Monsieur Z aimerait sortir au jardin.


Il fait doux dehors, un petit soleil de fin d'été, une température idéale pour permettre à cet homme de quitter sa chambre. Je le retrouve installé dans son fauteuil, une boite posée sur les genoux. il me la désigne d'un geste 

- Je pars avec ce qui m'est indispensable.

C'est un homme très maigre aux pommettes saillantes et au sourire doux;
- Nous pouvons y aller je crois.

Son fauteuil est lourd et peu maniable, dans l'ascenseur, j'ai l'impression de le bousculer, nous peinons pour monter la rampe qui mène au jardin, et enfin vient le temps de la promenade.

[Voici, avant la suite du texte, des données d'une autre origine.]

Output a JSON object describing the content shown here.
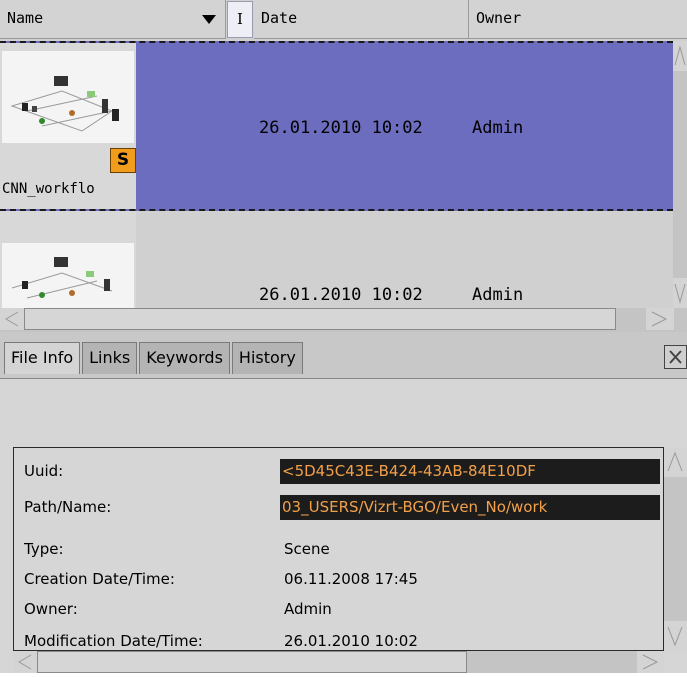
{
  "list": {
    "columns": {
      "name": "Name",
      "i": "I",
      "date": "Date",
      "owner": "Owner"
    },
    "rows": [
      {
        "thumb_label": "CNN_workflo",
        "badge": "S",
        "date": "26.01.2010 10:02",
        "owner": "Admin",
        "selected": true
      },
      {
        "thumb_label": "",
        "date": "26.01.2010 10:02",
        "owner": "Admin",
        "selected": false
      }
    ]
  },
  "tabs": [
    {
      "label": "File Info",
      "active": true
    },
    {
      "label": "Links",
      "active": false
    },
    {
      "label": "Keywords",
      "active": false
    },
    {
      "label": "History",
      "active": false
    }
  ],
  "info": [
    {
      "label": "Uuid:",
      "value": "<5D45C43E-B424-43AB-84E10DF",
      "highlight": true
    },
    {
      "label": "Path/Name:",
      "value": "03_USERS/Vizrt-BGO/Even_No/work",
      "highlight": true
    },
    {
      "label": "Type:",
      "value": "Scene",
      "highlight": false
    },
    {
      "label": "Creation Date/Time:",
      "value": "06.11.2008 17:45",
      "highlight": false
    },
    {
      "label": "Owner:",
      "value": "Admin",
      "highlight": false
    },
    {
      "label": "Modification Date/Time:",
      "value": "26.01.2010 10:02",
      "highlight": false
    }
  ],
  "colors": {
    "selection": "#6d6dbf",
    "badge": "#f29c1e",
    "highlight_text": "#f2a14a"
  }
}
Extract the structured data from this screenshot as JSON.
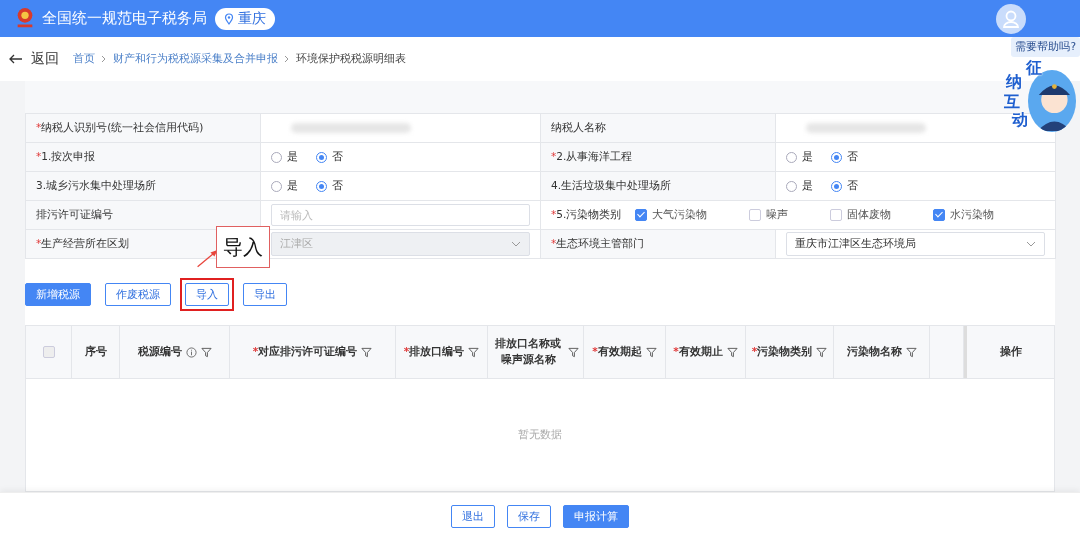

Il me parle de son amour des plantes, des fleurs, de tout ce qui lui rappelle son pays, la nourriture, le temps d'avant. Je lui propose de sentir les herbes diverses aromatiques. Thym, romarin menthe poivrée, verveine, il cherche mais ne reconnait pas les odeurs;

- Ce sont les médicaments surement, parce que avant je reconnaissais tout les yeux fermés.

Ce constat jette un voile triste sur son regard doux. Nous arrêtons la déambulation face à un olivier - un peu au soleil, j'en profite si peu - 

- il est vieux votre arbre, beaucoup plus que moi ! Il me rappelle des vacances en famille.
Monsieur Z. reste silencieux sans bouger, il fixe l'olivier et je le laisse s'évader. Puis il ouvre sa boite et en sort une pierre noire.


- Vous connaissez ça ? C'est un tayammum pour mes ablutions; lorsque je n'ai pas d'eau, je les fais avec cette pierre. C'est accepté chez nous particulièrement quand on est malade. Et ça c'est mon misbaha. Il m'aide à prier, à prononcer les noms de Dieu .

Je découvre son "indispensable". L'objet est fin, presque précieux. il me le met dans les mains.
- Vous avez vu comme c'est léger !
C'est vrai.
- j'ai trente-trois perles. Les vrais en ont quatre-vingt-dix-neuf. Mais trente-trois c'est déja bien quand on est fatigué. La prière, c'est ma source de paix.

Il appuie  sa tête sur le fauteuil. Je repose le misbaha dans sa main. Il l'égraine doucement en fermant les yeux. je le laisse à sa prière et le regarde. Il est beau, un coté Omar Sharif avec beaucoup de douceur malgré l'épreuve de la maladie. Ses doigts font défiler les perles lentement et régulièrement. Sa paix est contagieuse.
Puis il ouvre les yeux.

- Et si nous parlions maintenant !
Il évoque ses souvenirs de coucher de soleil, la lumière tellement douce là-bas.


- Vous avez voyagé ?


- Un peu

- j'ai tellement aimé voyager. Surtout pour les paysages. Mais aussi, vous allez trouver ça curieux, pour la joie de rentrer chez moi. Se sentir chez soi dans un pays, c'est ce qui est le plus précieux.

Il se tait à nouveau, je ne relance pas; il ne semble pas avoir envie de parler. nous sommes bien dans ce silence, au soleil, entourés de plantes et d'arbres.

Parfois la nature est suffisante pour etre connectés. A moins que ce soit la prière.